John believes the political landscape in Australia is too combative, with Government and the unions too prone to come into conflict rather finding ways to co-operate. He believes the political class should seek bipartisan solutions when it comes to our industries.

“I think the Americans get it right,” he says. “Both sides of their political spectrum understand that their country is a business. I’d like to see less conflict. You can argue about the esoteric things, but the business side of the country, when we want to export something or make something, that’s when I’d like to see everyone put their shoulder to the wheel.”

Difficult market conditions are not just a problem at the local level either, when exports account for 10%-20% of Pressform’s revenues. Pressurelube has had problems with partners in the Middle East, while Alloy has a number of projects on hold overseas for new-builds – though as Jonathon points out, things could change quite quickly in that area.

“We’ve got a big project in West Africa that’s been on hold for 18 months,” he says. “We’re waiting for that to happen.

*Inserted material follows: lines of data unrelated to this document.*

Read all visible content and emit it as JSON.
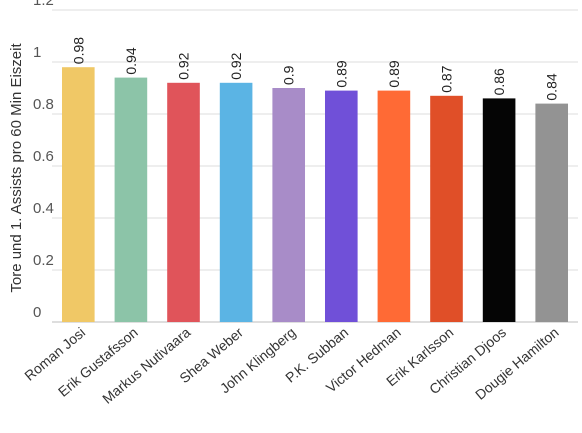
{
  "chart_data": {
    "type": "bar",
    "title": "",
    "xlabel": "",
    "ylabel": "Tore und 1. Assists pro 60 Min Eiszeit",
    "ylim": [
      0,
      1.2
    ],
    "yticks": [
      "0",
      "0.2",
      "0.4",
      "0.6",
      "0.8",
      "1",
      "1.2"
    ],
    "grid": true,
    "legend": "none",
    "categories": [
      "Roman Josi",
      "Erik Gustafsson",
      "Markus Nutivaara",
      "Shea Weber",
      "John Klingberg",
      "P.K. Subban",
      "Victor Hedman",
      "Erik Karlsson",
      "Christian Djoos",
      "Dougie Hamilton"
    ],
    "values": [
      0.98,
      0.94,
      0.92,
      0.92,
      0.9,
      0.89,
      0.89,
      0.87,
      0.86,
      0.84
    ],
    "value_labels": [
      "0.98",
      "0.94",
      "0.92",
      "0.92",
      "0.9",
      "0.89",
      "0.89",
      "0.87",
      "0.86",
      "0.84"
    ],
    "colors": [
      "#f0c866",
      "#8cc4a8",
      "#e0545a",
      "#5bb4e4",
      "#a88cc8",
      "#7050d8",
      "#ff6a35",
      "#e04f28",
      "#050505",
      "#939393"
    ]
  }
}
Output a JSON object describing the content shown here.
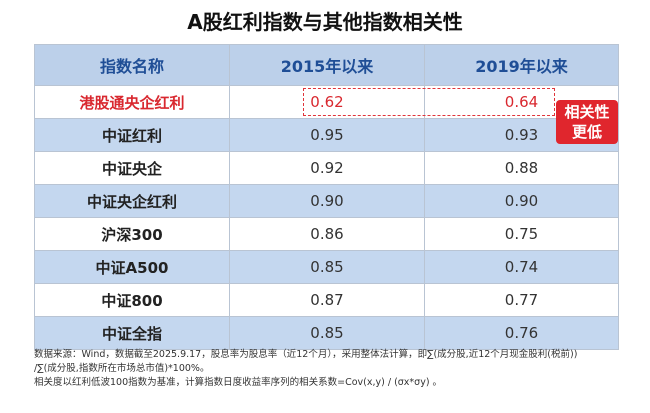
{
  "title": "A股红利指数与其他指数相关性",
  "table": {
    "headers": [
      "指数名称",
      "2015年以来",
      "2019年以来"
    ],
    "rows": [
      {
        "name": "港股通央企红利",
        "v2015": "0.62",
        "v2019": "0.64"
      },
      {
        "name": "中证红利",
        "v2015": "0.95",
        "v2019": "0.93"
      },
      {
        "name": "中证央企",
        "v2015": "0.92",
        "v2019": "0.88"
      },
      {
        "name": "中证央企红利",
        "v2015": "0.90",
        "v2019": "0.90"
      },
      {
        "name": "沪深300",
        "v2015": "0.86",
        "v2019": "0.75"
      },
      {
        "name": "中证A500",
        "v2015": "0.85",
        "v2019": "0.74"
      },
      {
        "name": "中证800",
        "v2015": "0.87",
        "v2019": "0.77"
      },
      {
        "name": "中证全指",
        "v2015": "0.85",
        "v2019": "0.76"
      }
    ]
  },
  "callout": {
    "line1": "相关性",
    "line2": "更低"
  },
  "notes": {
    "line1": "数据来源：Wind，数据截至2025.9.17，股息率为股息率（近12个月），采用整体法计算，即∑(成分股,近12个月现金股利(税前))",
    "line2": "/∑(成分股,指数所在市场总市值)*100%。",
    "line3": "相关度以红利低波100指数为基准，计算指数日度收益率序列的相关系数=Cov(x,y) / (σx*σy) 。"
  },
  "colors": {
    "header_bg": "#bcd0ea",
    "header_text": "#1f4e96",
    "stripe": "#c4d7ef",
    "highlight": "#d9282f"
  }
}
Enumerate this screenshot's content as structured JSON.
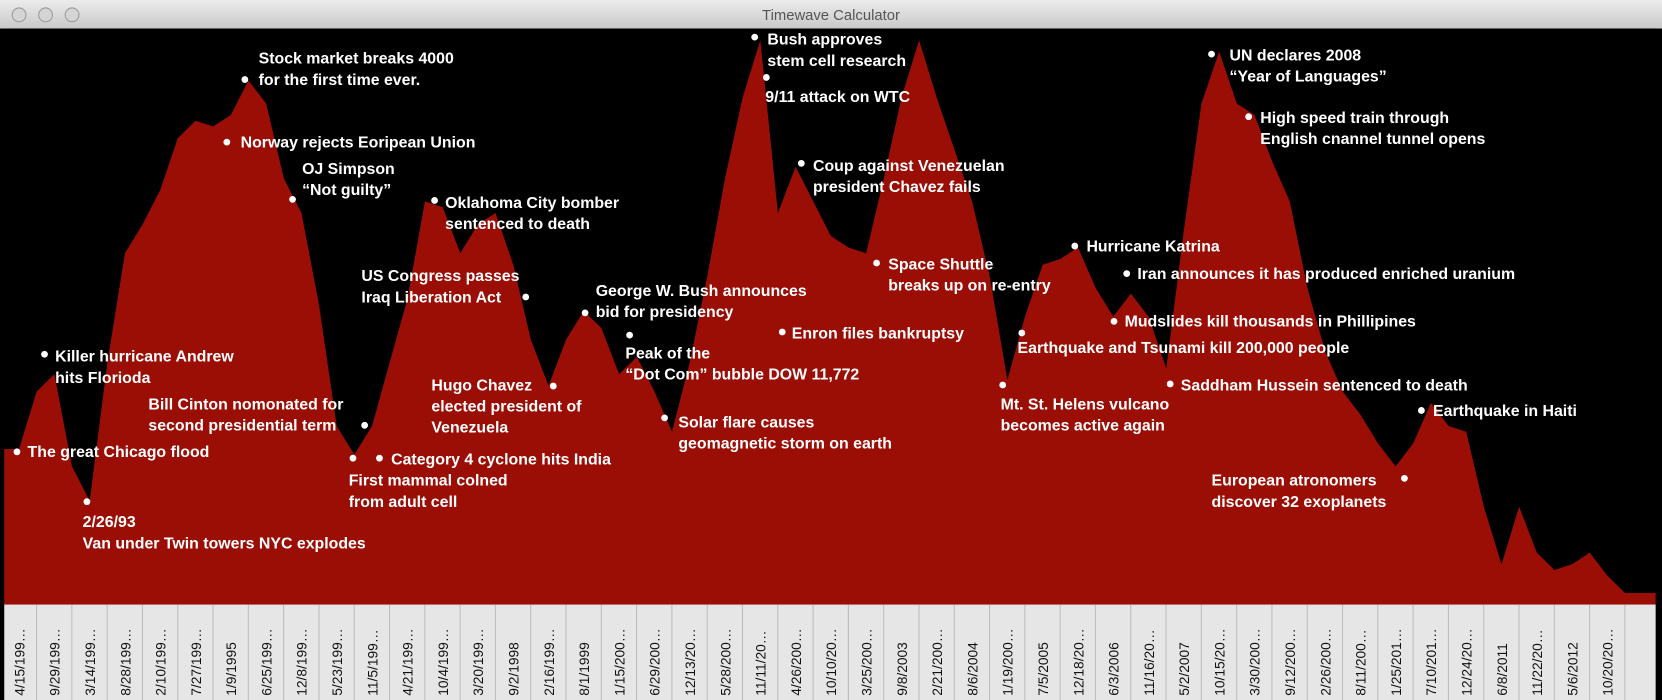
{
  "window": {
    "title": "Timewave Calculator"
  },
  "chart_data": {
    "type": "area",
    "color": "#9a0e06",
    "ylim": [
      0,
      100
    ],
    "categories": [
      "4/15/199…",
      null,
      "9/29/199…",
      null,
      "3/14/199…",
      null,
      "8/28/199…",
      null,
      "2/10/199…",
      null,
      "7/27/199…",
      null,
      "1/9/1995",
      null,
      "6/25/199…",
      null,
      "12/8/199…",
      null,
      "5/23/199…",
      null,
      "11/5/199…",
      null,
      "4/21/199…",
      null,
      "10/4/199…",
      null,
      "3/20/199…",
      null,
      "9/2/1998",
      null,
      "2/16/199…",
      null,
      "8/1/1999",
      null,
      "1/15/200…",
      null,
      "6/29/200…",
      null,
      "12/13/20…",
      null,
      "5/28/200…",
      null,
      "11/11/20…",
      null,
      "4/26/200…",
      null,
      "10/10/20…",
      null,
      "3/25/200…",
      null,
      "9/8/2003",
      null,
      "2/21/200…",
      null,
      "8/6/2004",
      null,
      "1/19/200…",
      null,
      "7/5/2005",
      null,
      "12/18/20…",
      null,
      "6/3/2006",
      null,
      "11/16/20…",
      null,
      "5/2/2007",
      null,
      "10/15/20…",
      null,
      "3/30/200…",
      null,
      "9/12/200…",
      null,
      "2/26/200…",
      null,
      "8/11/200…",
      null,
      "1/25/201…",
      null,
      "7/10/201…",
      null,
      "12/24/20…",
      null,
      "6/8/2011",
      null,
      "11/22/20…",
      null,
      "5/6/2012",
      null,
      "10/20/20…",
      null
    ],
    "values": [
      27,
      37,
      40,
      24,
      18,
      42,
      61,
      66,
      72,
      81,
      84,
      83,
      85,
      91,
      87,
      74,
      68,
      52,
      31,
      26,
      31,
      42,
      53,
      70,
      69,
      61,
      66,
      68,
      59,
      46,
      38,
      46,
      51,
      48,
      40,
      43,
      37,
      30,
      42,
      57,
      74,
      88,
      98,
      68,
      76,
      70,
      64,
      62,
      61,
      74,
      88,
      98,
      88,
      79,
      70,
      57,
      39,
      50,
      59,
      60,
      62,
      55,
      50,
      54,
      50,
      41,
      65,
      87,
      96,
      87,
      85,
      77,
      70,
      55,
      44,
      37,
      33,
      28,
      24,
      28,
      35,
      31,
      30,
      17,
      7,
      17,
      9,
      6,
      7,
      9,
      5,
      2
    ],
    "annotations": [
      {
        "lines": [
          "The great Chicago flood"
        ]
      },
      {
        "lines": [
          "Killer hurricane Andrew",
          "hits Florioda"
        ]
      },
      {
        "lines": [
          "2/26/93",
          "Van under Twin towers NYC explodes"
        ]
      },
      {
        "lines": [
          "Stock market breaks 4000",
          "for the first time ever."
        ]
      },
      {
        "lines": [
          "Norway rejects Eoripean Union"
        ]
      },
      {
        "lines": [
          "OJ Simpson",
          "“Not guilty”"
        ]
      },
      {
        "lines": [
          "Bill Cinton nomonated for",
          "second presidential term"
        ]
      },
      {
        "lines": [
          "First mammal colned",
          "from adult cell"
        ]
      },
      {
        "lines": [
          "Category 4 cyclone hits India"
        ]
      },
      {
        "lines": [
          "Oklahoma City bomber",
          "sentenced to death"
        ]
      },
      {
        "lines": [
          "US Congress passes",
          "Iraq Liberation Act"
        ]
      },
      {
        "lines": [
          "Hugo Chavez",
          "elected president of",
          "Venezuela"
        ]
      },
      {
        "lines": [
          "George W. Bush announces",
          "bid for presidency"
        ]
      },
      {
        "lines": [
          "Peak of the",
          "“Dot Com” bubble DOW 11,772"
        ]
      },
      {
        "lines": [
          "Solar flare causes",
          "geomagnetic storm on earth"
        ]
      },
      {
        "lines": [
          "Bush approves",
          "stem cell research"
        ]
      },
      {
        "lines": [
          "9/11 attack on WTC"
        ]
      },
      {
        "lines": [
          "Coup against Venezuelan",
          "president Chavez fails"
        ]
      },
      {
        "lines": [
          "Enron files bankruptsy"
        ]
      },
      {
        "lines": [
          "Space Shuttle",
          "breaks up on re-entry"
        ]
      },
      {
        "lines": [
          "Mt. St. Helens vulcano",
          "becomes active again"
        ]
      },
      {
        "lines": [
          "Earthquake and Tsunami kill 200,000 people"
        ]
      },
      {
        "lines": [
          "Hurricane Katrina"
        ]
      },
      {
        "lines": [
          "Iran announces it has produced enriched uranium"
        ]
      },
      {
        "lines": [
          "Mudslides kill thousands in Phillipines"
        ]
      },
      {
        "lines": [
          "Saddham Hussein sentenced to death"
        ]
      },
      {
        "lines": [
          "UN declares 2008",
          "“Year of Languages”"
        ]
      },
      {
        "lines": [
          "High speed train through",
          "English cnannel tunnel opens"
        ]
      },
      {
        "lines": [
          "Earthquake in Haiti"
        ]
      },
      {
        "lines": [
          "European atronomers",
          "discover 32 exoplanets"
        ]
      }
    ]
  }
}
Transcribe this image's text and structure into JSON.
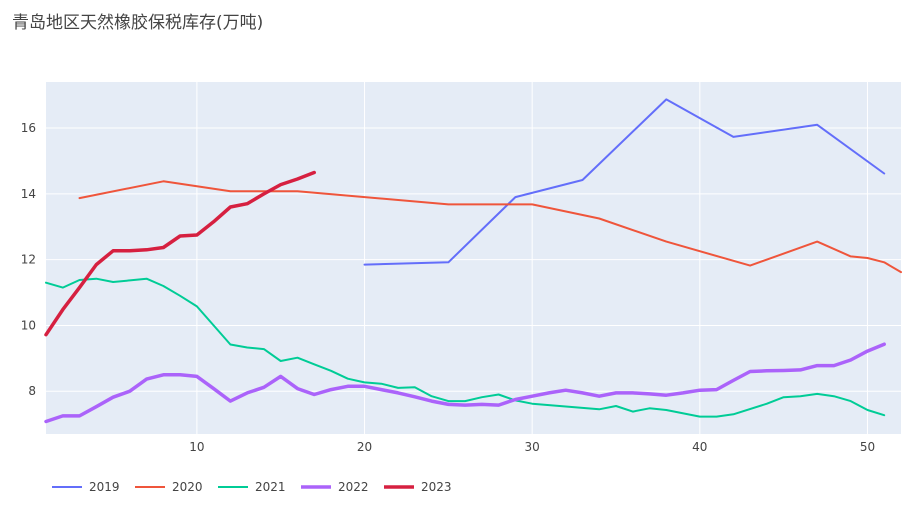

There’s a number of projects on hold in the UK as well, so if they kick along that will boost our exports sales significantly.”

Despite these problems, Pressform’s broad-based approach leaves it well positioned to withstand them, as a low in one sector or region is offset a high in another. For example, Alloy is currently thriving amid the property boom in Sydney, whereas the residential market in Perth is down. Moreover, the various sections of the business often bring benefits for each other. John cites a local customer who supplies plumbing chains with bathroom drains produced by Pressform – a successful bit of business that was largely brought in through that friendship.

For the future, John raises a number of options, ranging from the potential for mergers or even a public listing, through to the possibility of establishing a sister relationship with an engineering company in Malaysia. One thing that does seem to be fixed on the horizon is succession planning.

“I moved back from Sydney two years ago to start the process of getting more familiar with the different processes and functions of the four businesses working together,” says Jonathon. “We plan to continue to build them up, increase sales, and manufacture and supply niche products. And to keep manufacturing going by helping companies that need smaller volumes of products made here. I think always you’re going to need to have local manufacturing.”

“Our eyes aren’t closed,” adds John. “We’ve got our eyes open and we’re ready for business. We want to do business.”